The quick pivot to PPE production came with a revived focus on U.S. reshoring. Like with many things, Covid-19 exposed weaknesses across systems, including the U.S.’s overreliance on low-cost offshore manufacturing. This prompted responses from industry leaders and government officials who sought to bring production back stateside. As an example, we posted a press release in July from U.S. Senators Rob Portman (R-OH) and Sherrod Brown (D-OH) that urged the COVID-19 Joint Acquisition Task Force (JATF) to prioritize the procurement of American-made PPE. A few weeks later, NCTO released a statement on behalf of a coalition of 21 industry organizations outlining policy principles and objectives needed for reshoring and safeguarding domestic PPE manufacturing. Though ongoing challenges with reshoring existed, stories emerged about companies like Buckeye MaskCompany and Stitches USA that established roadmaps to produce high-quality products at low prices that proved the U.S. was capable of competing with overseas manufacturing giants.


More on how Covid-19 prompted a revived focus on domestic manufacturing, urged the U.S. to reassess its workforce needs, and disrupted supply chains around the world.


A Future Focused on Technology

As we’ve spoken with companies that have quickly pivoted production lines to either focus on the manufacturing of PPE or adjust to changing consumer needs during the pandemic, we’ve learned that the most successful ones were those that embraced technology — namely automation and the support of digital supply chain tools. In August, we shared a story from Sourcing Journal about the increasing reliance on digitization within footwear design and production that helps alleviate some of the inefficiencies within the product development process. In September, we featured an article from Advanced Textile Source on how researchers are turning to 3D printing to develop textile structures for PPE. We also explored a few examples of product innovation and wearable tech such as YKK’s new smart zipper.


Beyond innovations in product development, many businesses are also turning to technology to engage audiences in new ways. Back in July, we posted a story by FashionUnited that covered how the fashion industry was turning to digital platforms as a means to showcase new lines and meet with potential customers. Even SPESA, an organization that thrives on networking and in-person gatherings, has turned to virtual education has a means of engagement. And Messe Frankfurt has moved its symposiums for Texprocess Americas and Techtextil North America to an online platform, which will continue through 2021.


More on technology in the industry.


What did we miss?

Even with all of the articles listed here there are a few topics that we felt deserved more attention this year. A key example is the topic of sustainability. We discussed it a few times here and there as it related to the achievements and innovations of SPESA members, like Amann and American & Efird. We also touched briefly on diversity and inclusion in the sewn products industry. But we know there is so much more to explore when it comes to conscious companies and customers. We plan to cover that more in 2021.
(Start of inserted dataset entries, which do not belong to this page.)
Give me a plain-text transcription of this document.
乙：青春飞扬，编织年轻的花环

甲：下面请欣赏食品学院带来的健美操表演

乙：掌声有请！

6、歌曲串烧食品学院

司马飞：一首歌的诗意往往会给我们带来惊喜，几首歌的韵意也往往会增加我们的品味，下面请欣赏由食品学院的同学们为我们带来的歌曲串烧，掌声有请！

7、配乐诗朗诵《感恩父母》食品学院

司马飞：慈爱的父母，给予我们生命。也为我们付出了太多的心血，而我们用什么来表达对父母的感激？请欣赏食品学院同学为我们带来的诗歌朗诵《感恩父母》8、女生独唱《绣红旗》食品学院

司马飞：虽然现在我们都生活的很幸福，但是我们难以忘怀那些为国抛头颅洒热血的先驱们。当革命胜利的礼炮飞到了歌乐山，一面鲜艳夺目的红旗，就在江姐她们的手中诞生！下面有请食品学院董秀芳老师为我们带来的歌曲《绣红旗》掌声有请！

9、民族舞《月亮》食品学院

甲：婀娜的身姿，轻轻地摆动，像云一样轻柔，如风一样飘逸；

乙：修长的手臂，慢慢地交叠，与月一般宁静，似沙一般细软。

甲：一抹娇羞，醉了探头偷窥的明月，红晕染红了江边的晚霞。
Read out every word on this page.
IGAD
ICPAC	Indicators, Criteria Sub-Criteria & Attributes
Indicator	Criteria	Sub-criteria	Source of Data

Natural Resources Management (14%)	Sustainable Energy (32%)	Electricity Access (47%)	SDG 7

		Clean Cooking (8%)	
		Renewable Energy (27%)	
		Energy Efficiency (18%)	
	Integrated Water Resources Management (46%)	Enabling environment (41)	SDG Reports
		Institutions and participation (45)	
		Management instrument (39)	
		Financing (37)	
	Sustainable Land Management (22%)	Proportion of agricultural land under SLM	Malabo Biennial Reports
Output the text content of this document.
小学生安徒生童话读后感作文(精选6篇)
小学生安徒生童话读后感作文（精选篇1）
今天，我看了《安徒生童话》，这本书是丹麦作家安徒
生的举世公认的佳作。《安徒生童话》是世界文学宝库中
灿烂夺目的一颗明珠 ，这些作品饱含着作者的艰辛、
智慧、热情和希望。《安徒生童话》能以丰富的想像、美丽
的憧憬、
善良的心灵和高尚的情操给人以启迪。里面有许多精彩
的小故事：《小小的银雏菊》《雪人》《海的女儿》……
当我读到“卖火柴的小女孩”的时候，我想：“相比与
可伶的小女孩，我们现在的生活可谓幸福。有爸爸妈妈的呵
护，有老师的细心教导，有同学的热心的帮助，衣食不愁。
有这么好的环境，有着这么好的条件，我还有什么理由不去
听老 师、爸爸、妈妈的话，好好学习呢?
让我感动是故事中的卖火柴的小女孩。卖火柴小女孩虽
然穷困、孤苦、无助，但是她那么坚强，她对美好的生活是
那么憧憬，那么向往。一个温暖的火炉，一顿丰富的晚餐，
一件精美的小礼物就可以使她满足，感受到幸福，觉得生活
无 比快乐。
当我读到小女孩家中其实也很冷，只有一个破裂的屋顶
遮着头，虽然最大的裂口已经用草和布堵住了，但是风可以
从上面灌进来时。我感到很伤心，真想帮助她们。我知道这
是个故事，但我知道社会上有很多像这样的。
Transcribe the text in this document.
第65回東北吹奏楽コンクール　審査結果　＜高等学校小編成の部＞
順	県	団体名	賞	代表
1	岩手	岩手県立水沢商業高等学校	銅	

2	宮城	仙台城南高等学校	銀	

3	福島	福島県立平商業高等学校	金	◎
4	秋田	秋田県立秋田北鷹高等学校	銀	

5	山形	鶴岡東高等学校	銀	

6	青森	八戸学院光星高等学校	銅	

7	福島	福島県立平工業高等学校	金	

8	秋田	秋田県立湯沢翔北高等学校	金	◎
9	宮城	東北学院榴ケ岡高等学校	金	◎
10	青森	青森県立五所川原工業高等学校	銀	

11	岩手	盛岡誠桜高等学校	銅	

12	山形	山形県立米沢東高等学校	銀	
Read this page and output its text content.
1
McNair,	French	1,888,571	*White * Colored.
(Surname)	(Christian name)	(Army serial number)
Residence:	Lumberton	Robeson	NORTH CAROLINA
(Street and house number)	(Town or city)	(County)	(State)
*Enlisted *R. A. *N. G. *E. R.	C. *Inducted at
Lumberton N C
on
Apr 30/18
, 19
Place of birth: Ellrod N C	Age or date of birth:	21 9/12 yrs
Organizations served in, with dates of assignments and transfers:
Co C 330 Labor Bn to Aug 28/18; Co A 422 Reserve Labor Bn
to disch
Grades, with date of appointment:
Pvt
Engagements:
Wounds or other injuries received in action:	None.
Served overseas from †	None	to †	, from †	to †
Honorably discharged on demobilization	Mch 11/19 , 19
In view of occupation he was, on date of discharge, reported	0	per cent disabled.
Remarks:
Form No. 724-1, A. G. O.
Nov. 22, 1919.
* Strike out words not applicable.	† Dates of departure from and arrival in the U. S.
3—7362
As mentioned above, we have spent a lot of time this year discussing domestic production and the prospect of reshoring. This will likely continue for as long as Covid-19 exists, but we will also be sure to include relevant news on trade and regional supply chains, and devote attention to opposing arguments.


And finally, while we dedicated an entire month to workforce development and the sewn products industry, we know there is more to learn. We will continue to explore this topic in 2021.


Where do we go from here?

Many unknowns still exist. But there appears to be a light at the end of the tunnel. Recent news of high-efficacy vaccine options has caught the attention of a world ready to get back on its feet. Industries and businesses — many of which have spent the last several months identifying internal and external vulnerabilities and modifying strategies — are looking ahead to 2021 and beyond. And that’s exactly what we’re doing, too. While the outlook isn’t totally clear, we know there are good things to come.